Жил-был себе на свете очень мудрый человек. Этот мудрый человек был не от мира сего: не ел, не пил, не спал, а все науками занимался. Халат был его единственной одеждой, а кабинет, заваленный книгами, единственным увеселительным местом.

-- Вы бы легли спать, герр профессор! -- каждую полночь обращалась к нему его кухарка. -- "Вздор!" -- отвечал он. (Спанье-то -- вздор!! Экий чудак!)

-- Обедать будете, герр профессор? -- каждый полдень спрашивала его кухарка. -- "Некогда!"

И этого мудрого человека встретил я однажды в одном месте... в очень нехорошем месте! Он по-гусарски дул шампанское и сидел с хорошенькой пухленькой француженкой...

-- Что вы делаете, герр профессор?!?! -- воскликнул я, побледнев от удивления.

-- Глупость, сын мой! -- отвечал мудрец, наливая мне шампанского. -- Я делаю глупость...

-- Для чего же??!

-- А для того, сын мой, чтобы проветрить малость атмосферу... За женщин и вино!

Я выпил и еще более побледнел от удивления.

-- Сын мой! -- продолжал мудрый человек, играя волосами француженки. -- В моей голове собрались тучи, атмосфера отяжелела, накопилось многое множество... Все это должно проветриться, очиститься, стать на свое место, и я ради этого делаю глупость. Глупость глупая вещь, но она нередко действует освежающе... Вчера я был похож на гниющую траву, завтра же утром, о bone discipule {добрый ученик (лат.).}, ты увидишь меня свежим. Да здравствует раз в год глупость! Vivat stultitia!

Мы выпили.

Если глупость действует иногда освежающе, то кольми же паче противоположная ей крайность!

Никто так сильно не нуждается в освежении, как наши сцены... Атмосфера свинцовая, гнетущая. Аршинная пыль, туман и скука. Ходишь в театр, честное слово, только потому, что некуда больше ходить. Смотришь на сцену, зеваешь да потихоньку бранишься.

Глупостью не освежишь театральной атмосферы по очень простой причине: к глупости театральные подмостки присмотрелись. Надо освежать другою крайностью; а эта крайность -- Шекспир.

Стоит ли в театре Пушкина играть "Гамлета" или не стоит? не раз слышался вопрос. Этот вопрос праздный. Шекспира должно играть везде, хотя бы ради освежения, если не для поучения или других каких-либо более или менее высоких целей.

"Гамлет" на Пушкинской сцене был встречен с удовольствием. И публика была многочисленна, и господа артисты повеселели. Никто не зевал и тоски не чувствовал, несмотря на все нижеписанные промахи. Из театра никуда не тянуло.
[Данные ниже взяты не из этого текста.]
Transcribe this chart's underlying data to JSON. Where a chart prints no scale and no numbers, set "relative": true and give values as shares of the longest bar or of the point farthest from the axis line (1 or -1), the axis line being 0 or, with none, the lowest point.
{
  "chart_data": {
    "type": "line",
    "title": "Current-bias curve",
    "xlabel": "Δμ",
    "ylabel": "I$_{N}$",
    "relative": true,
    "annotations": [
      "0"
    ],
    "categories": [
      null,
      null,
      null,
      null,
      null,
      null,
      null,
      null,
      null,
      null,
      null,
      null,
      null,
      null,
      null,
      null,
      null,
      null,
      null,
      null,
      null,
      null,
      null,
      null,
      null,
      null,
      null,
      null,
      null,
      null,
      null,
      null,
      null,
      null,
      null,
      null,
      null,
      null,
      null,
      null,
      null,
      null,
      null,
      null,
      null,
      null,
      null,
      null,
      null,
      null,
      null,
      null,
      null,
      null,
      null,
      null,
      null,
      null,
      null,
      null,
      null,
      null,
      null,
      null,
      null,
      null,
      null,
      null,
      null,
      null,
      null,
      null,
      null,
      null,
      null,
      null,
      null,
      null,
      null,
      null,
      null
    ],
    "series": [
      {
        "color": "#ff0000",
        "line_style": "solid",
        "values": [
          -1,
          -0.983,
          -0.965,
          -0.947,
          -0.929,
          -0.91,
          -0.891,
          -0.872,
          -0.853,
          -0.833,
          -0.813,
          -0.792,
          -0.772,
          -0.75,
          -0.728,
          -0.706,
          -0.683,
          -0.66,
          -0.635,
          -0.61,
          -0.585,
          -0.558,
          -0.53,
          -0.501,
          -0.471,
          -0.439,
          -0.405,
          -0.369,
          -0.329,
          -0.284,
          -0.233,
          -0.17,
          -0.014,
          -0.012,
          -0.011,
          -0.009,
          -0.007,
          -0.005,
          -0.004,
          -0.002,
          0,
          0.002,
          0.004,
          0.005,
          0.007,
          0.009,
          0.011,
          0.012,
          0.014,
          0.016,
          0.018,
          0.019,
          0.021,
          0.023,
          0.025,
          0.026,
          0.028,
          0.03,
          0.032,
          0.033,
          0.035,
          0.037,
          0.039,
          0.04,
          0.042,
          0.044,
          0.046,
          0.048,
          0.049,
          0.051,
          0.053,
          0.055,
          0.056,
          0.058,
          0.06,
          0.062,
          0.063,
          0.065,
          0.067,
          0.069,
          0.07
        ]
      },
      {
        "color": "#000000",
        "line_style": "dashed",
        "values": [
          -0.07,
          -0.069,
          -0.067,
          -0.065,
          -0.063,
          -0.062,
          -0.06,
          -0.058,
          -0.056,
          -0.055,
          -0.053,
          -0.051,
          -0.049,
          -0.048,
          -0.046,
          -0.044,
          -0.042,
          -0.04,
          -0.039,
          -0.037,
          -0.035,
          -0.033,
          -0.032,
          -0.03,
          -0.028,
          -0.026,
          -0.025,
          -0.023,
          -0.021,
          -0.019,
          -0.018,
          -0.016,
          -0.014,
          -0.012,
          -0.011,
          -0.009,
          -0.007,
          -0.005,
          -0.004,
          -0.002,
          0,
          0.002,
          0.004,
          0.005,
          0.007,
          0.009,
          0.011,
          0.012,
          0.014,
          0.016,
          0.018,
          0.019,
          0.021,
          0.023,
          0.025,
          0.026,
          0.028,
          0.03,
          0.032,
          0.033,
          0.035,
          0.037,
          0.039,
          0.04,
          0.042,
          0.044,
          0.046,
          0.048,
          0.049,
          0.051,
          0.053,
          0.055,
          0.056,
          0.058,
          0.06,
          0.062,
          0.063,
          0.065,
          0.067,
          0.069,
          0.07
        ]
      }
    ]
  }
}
Сиделось охотно.

Г. Иванов-Козельский не силен для Гамлета. Он понимает Гамлета по-своему. Понимать по-своему не грех, но нужно понимать так, чтобы автор не был в обиде. Все первое действие г. Иванов-Козельский прохны, кал. Гамлет не умел хныкать. Слезы мужчины дороги, а Гамлета и подавно; и на сцене нужно дорожить ими, не проливать попусту. Г. Иванов-Козельский сильно испугался тени, так сильно, что даже его жалко стало. Он сжевал и скомкал во рту все обращение к отцу. Гамлет был нерешительным человеком, но не был трусом, тем более, что он уже готов был к встрече с тенью. Сцена, где Гамлет приглашает своих друзей поклясться на мече, не удалась: Иванов-Козельский не говорил, а шипел, точно гусак, за которым гонятся мальчишки. В беседах с Розенкранцем и Гильденштерном отсутствовало достоинство. Перед ними Иванов-Козельский ломался. И т. д. и т. д. Мы могли бы исписать очень много бумаги, если бы стали изображать все промахи Иванова-Козельского... Много чувства, много щемящей за сердце задушевности, но мало самого главного. Это самое главное далеко отстоит от г. Иванова-Козельского. Мало чувствовать и уметь правильно передавать свое чувство, мало быть художником, надо еще быть всесторонне знающим. Образованность необходима для берущегося изображать Гамлета. Сцена с матерью проведена прекрасно. То же можно сказать и о сцене на кладбище. Много было прелести в игре Иванова-Козельского, и всю эту прелесть можно записать на счет его уменья чувствовать... только! Он подчеркивал каждое слово, следил за каждым своим движением, рассчитывал шаги... Этот недостаток есть удел всех начинающих. Смерть с ужасным голосом и с судорогами можно было бы заменить естественною смертью.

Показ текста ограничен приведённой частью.